I'm managing an office network which is spread across 2 buildings. (see network setup below)
In building 2, we are getting a problem where the network slows down and then completely cuts off. The only way to bring it back is to power cycle the switch, then before it slows down again, go into the GUI dashboard and power cycle it from the dashboard.
The issue has happened 4 times (and is becoming more frequent). It first happened 2 weeks ago, then again yesterday, and twice today.
I'm trying to work out what could be causing it. I've believe I've narrowed it down the switch as the only network devices in building 2 are the switch and the WiFi access point. When the switch is down, the WiFi access point is still running.
When building 2 is down, if i go to building 1, I can still connect to the network fine.
Any idea what might be causing the above? My 2 guesses are:
network storm - but this would be odd as we haven't recently added notable new devices to the network.

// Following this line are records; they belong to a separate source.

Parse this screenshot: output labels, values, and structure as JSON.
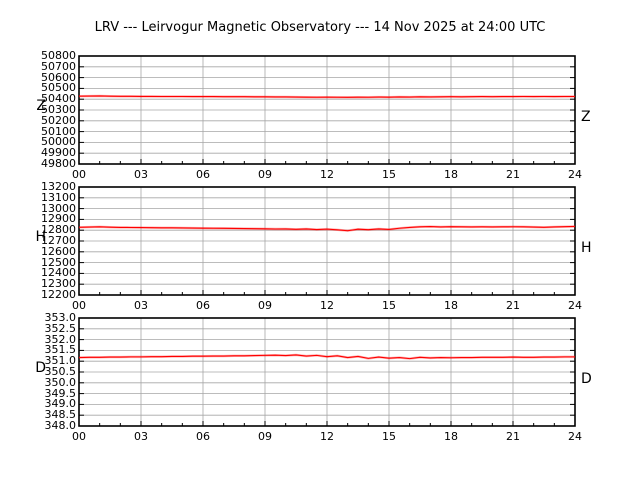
{
  "title": "LRV --- Leirvogur Magnetic Observatory --- 14 Nov 2025 at 24:00 UTC",
  "colors": {
    "trace": "#ff0000",
    "trace_halo": "rgba(255,0,0,0.30)",
    "grid": "#a6a6a6",
    "axis": "#000000",
    "background": "#ffffff"
  },
  "x_axis": {
    "range_hours": [
      0,
      24
    ],
    "major_step_hours": 3,
    "minor_step_hours": 1,
    "major_tick_labels": [
      "00",
      "03",
      "06",
      "09",
      "12",
      "15",
      "18",
      "21",
      "24"
    ]
  },
  "chart_data": [
    {
      "type": "line",
      "component": "Z",
      "left_label": "Z",
      "right_label": "Z",
      "ylim": [
        49800,
        50800
      ],
      "ytick_step": 100,
      "ytick_labels": [
        "50800",
        "50700",
        "50600",
        "50500",
        "50400",
        "50300",
        "50200",
        "50100",
        "50000",
        "49900",
        "49800"
      ],
      "x_start_hour": 0,
      "x_step_hours": 0.5,
      "values": [
        50428,
        50429,
        50430,
        50428,
        50427,
        50427,
        50426,
        50426,
        50425,
        50425,
        50425,
        50424,
        50424,
        50424,
        50423,
        50423,
        50423,
        50422,
        50422,
        50421,
        50421,
        50420,
        50419,
        50418,
        50419,
        50418,
        50417,
        50419,
        50418,
        50420,
        50419,
        50421,
        50420,
        50422,
        50421,
        50422,
        50423,
        50422,
        50423,
        50424,
        50423,
        50424,
        50424,
        50425,
        50424,
        50425,
        50424,
        50425,
        50425
      ]
    },
    {
      "type": "line",
      "component": "H",
      "left_label": "H",
      "right_label": "H",
      "ylim": [
        12200,
        13200
      ],
      "ytick_step": 100,
      "ytick_labels": [
        "13200",
        "13100",
        "13000",
        "12900",
        "12800",
        "12700",
        "12600",
        "12500",
        "12400",
        "12300",
        "12200"
      ],
      "x_start_hour": 0,
      "x_step_hours": 0.5,
      "values": [
        12827,
        12829,
        12831,
        12828,
        12826,
        12825,
        12824,
        12823,
        12822,
        12822,
        12821,
        12820,
        12819,
        12818,
        12817,
        12816,
        12815,
        12814,
        12813,
        12811,
        12812,
        12808,
        12812,
        12806,
        12810,
        12804,
        12795,
        12809,
        12805,
        12812,
        12807,
        12818,
        12826,
        12831,
        12834,
        12830,
        12833,
        12831,
        12830,
        12831,
        12830,
        12831,
        12832,
        12831,
        12829,
        12827,
        12830,
        12833,
        12835
      ]
    },
    {
      "type": "line",
      "component": "D",
      "left_label": "D",
      "right_label": "D",
      "ylim": [
        348.0,
        353.0
      ],
      "ytick_step": 0.5,
      "ytick_labels": [
        "353.0",
        "352.5",
        "352.0",
        "351.5",
        "351.0",
        "350.5",
        "350.0",
        "349.5",
        "349.0",
        "348.5",
        "348.0"
      ],
      "x_start_hour": 0,
      "x_step_hours": 0.5,
      "values": [
        351.17,
        351.18,
        351.18,
        351.19,
        351.19,
        351.2,
        351.2,
        351.21,
        351.21,
        351.22,
        351.22,
        351.23,
        351.23,
        351.24,
        351.24,
        351.25,
        351.25,
        351.26,
        351.27,
        351.28,
        351.26,
        351.29,
        351.24,
        351.27,
        351.21,
        351.25,
        351.17,
        351.22,
        351.13,
        351.19,
        351.14,
        351.17,
        351.12,
        351.18,
        351.15,
        351.17,
        351.16,
        351.17,
        351.17,
        351.18,
        351.18,
        351.18,
        351.19,
        351.18,
        351.18,
        351.19,
        351.19,
        351.2,
        351.2
      ]
    }
  ]
}
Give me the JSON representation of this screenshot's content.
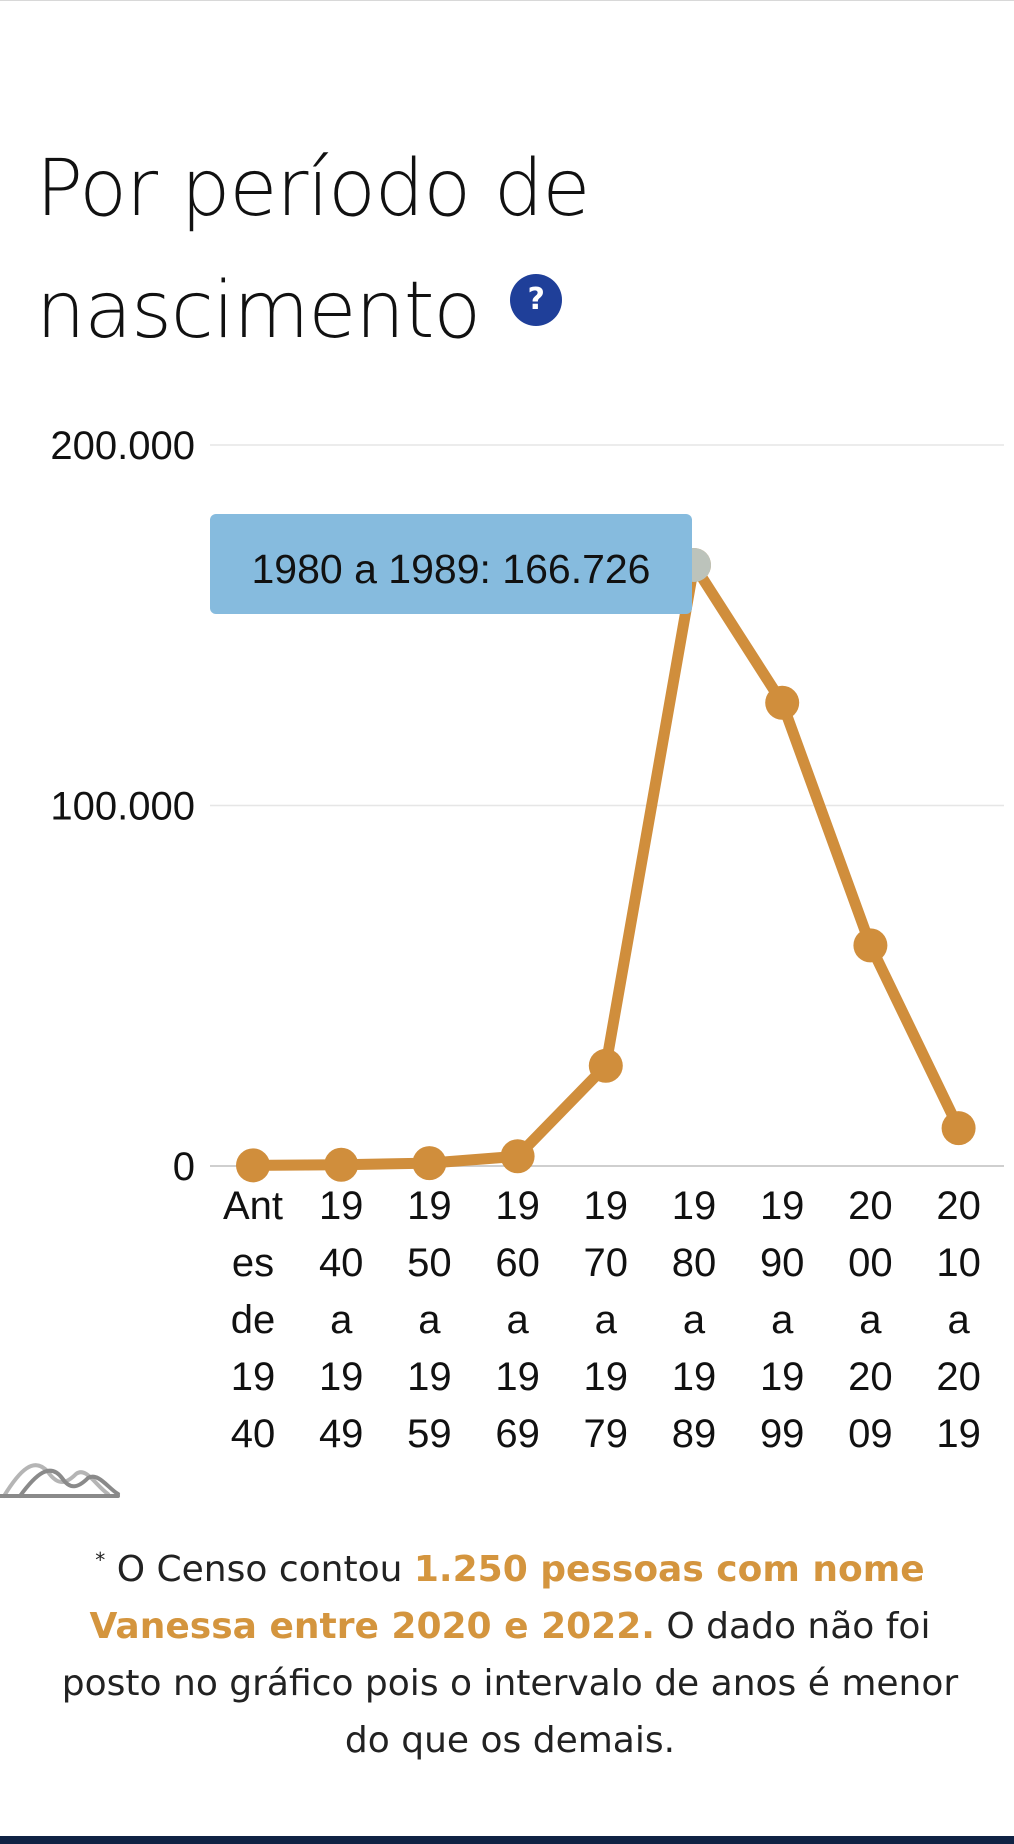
{
  "header": {
    "title": "Por período de nascimento",
    "help_glyph": "?",
    "help_icon": "question-circle-icon"
  },
  "colors": {
    "line": "#d08e3c",
    "tooltip_bg": "#86bbde",
    "help_bg": "#1f3f99",
    "highlight_text": "#d4953e",
    "grid": "#e6e6e6"
  },
  "chart_data": {
    "type": "line",
    "title": "Por período de nascimento",
    "xlabel": "",
    "ylabel": "",
    "ylim": [
      0,
      200000
    ],
    "y_ticks": [
      0,
      100000,
      200000
    ],
    "y_tick_labels": [
      "0",
      "100.000",
      "200.000"
    ],
    "grid": true,
    "categories": [
      "Antes de 1940",
      "1940 a 1949",
      "1950 a 1959",
      "1960 a 1969",
      "1970 a 1979",
      "1980 a 1989",
      "1990 a 1999",
      "2000 a 2009",
      "2010 a 2019"
    ],
    "category_lines": [
      [
        "Ant",
        "es",
        "de",
        "19",
        "40"
      ],
      [
        "19",
        "40",
        "a",
        "19",
        "49"
      ],
      [
        "19",
        "50",
        "a",
        "19",
        "59"
      ],
      [
        "19",
        "60",
        "a",
        "19",
        "69"
      ],
      [
        "19",
        "70",
        "a",
        "19",
        "79"
      ],
      [
        "19",
        "80",
        "a",
        "19",
        "89"
      ],
      [
        "19",
        "90",
        "a",
        "19",
        "99"
      ],
      [
        "20",
        "00",
        "a",
        "20",
        "09"
      ],
      [
        "20",
        "10",
        "a",
        "20",
        "19"
      ]
    ],
    "series": [
      {
        "values": [
          180,
          350,
          800,
          2700,
          27800,
          166726,
          128500,
          61200,
          10500
        ]
      }
    ],
    "tooltip": {
      "category_index": 5,
      "text": "1980 a 1989: 166.726"
    },
    "toolbar_icon": "area-chart-icon"
  },
  "note": {
    "asterisk": "*",
    "pre": " O Censo contou ",
    "highlight": "1.250 pessoas com nome Vanessa entre 2020 e 2022.",
    "post": " O dado não foi posto no gráfico pois o intervalo de anos é menor do que os demais."
  }
}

So why has it come about all of a sudden, plus why is it getting worse on each reset?
faulty switch (needs replacing under warranty)
Network is configured as follows :
Building 1
- Draytek 2860 router (connected to fibre modem)
- Netgear 24 gigabit port smart switch
- Ubiquity UAP wifi access point (mostly used by mobiles / tablets.. low traffic)
- 4 wired LAN computers (heavier use, as we all use dropbox on LAN sync mode for heavy files)
- printers and other devices
- all cabling cat6
Building 2 (connected to building 1 by cat6 c. 30m cable length)
- Netgear 48 gigabit port smart switch (Netgear GS748T)
- Ubiquity UAP wifi access point (used mostly by 2 laptops, heavier usage that building 1, again most traffic is used from dropbox LAN sync.)
First off: I believe Netgear Prosafe switches are like HP procurves, and have a limited lifetime, advanced replacement warranty - it may be worth logging the call with them as intermittent switch responsiveness (Especially if you can't get to management page when plugged in directly - see below), get a replacement in, and switch it over - that may be the quickest way to get things running.
The Web GUI - when it's going wrong, can you log into the GUI if Plugged directly into the switch? Sounds like you can't in the post, but didn't specify if you were plugged in direct or somewhere else
When it's happening, is the light pattern on the front of the switch "Normal"? That will be a quick clue if there's a broadcast storm, then you can log into the router and check things out - best place to look may be the packet statistics page - that will show you the number of both Broadcast and error packets get a feel for what it's like when things are normal, and when things are wrong, it will stand out more.
If you think it's a broadcast storm, use the GUI to set up a mirror port (Will replicate all traffic on the selected ports to the mirror port, making it work like an oldskool hub), plug a laptop in, and run Wireshark (https://www.wireshark.org) on it - you can then look at all the raw traffic going through the switch.
Not gonna lie: Working through a wireshark log is not fun, but if it is a storm, you should have one MAC Address screaming at you in the logs - you can then check the ARP Table in the Switch GUI to see which Mac address is plugged into which MAC Port, then dgo and unplug and test whatever's on the end of that port.
Hope some of that helps. Good Luck
Have you checked the firmware version on all of your equipment? There are a few versions of the Netgear switch that need to be checked. You did not list it in the OP. You can check this link here for V5 Netgear GS748T v5 You didn't list the other model. If it is unmanaged you might not be able to do much with it.
Look in the web interface of the switch for the firmware version, and then search for Netgear's site for the current release. I would check the router too, they are more common causes of problems, but I have seen switches do exactly what you are describing with old firmware.
UPDATE: As an added thought, you may also want to check the driver versions on all of the nic cards on your LAN PCs, sometimes they flake out as well and can cause issues like this. Worst case, shut down all of the PCs and non-essential hardware, network printers etc. Then while monitoring the traffic, check to be sure the issue is gone, then bring them back up one at a time. If you have any network non-PCs like a printers or web cams, start with those first, they are more likely to be the cause.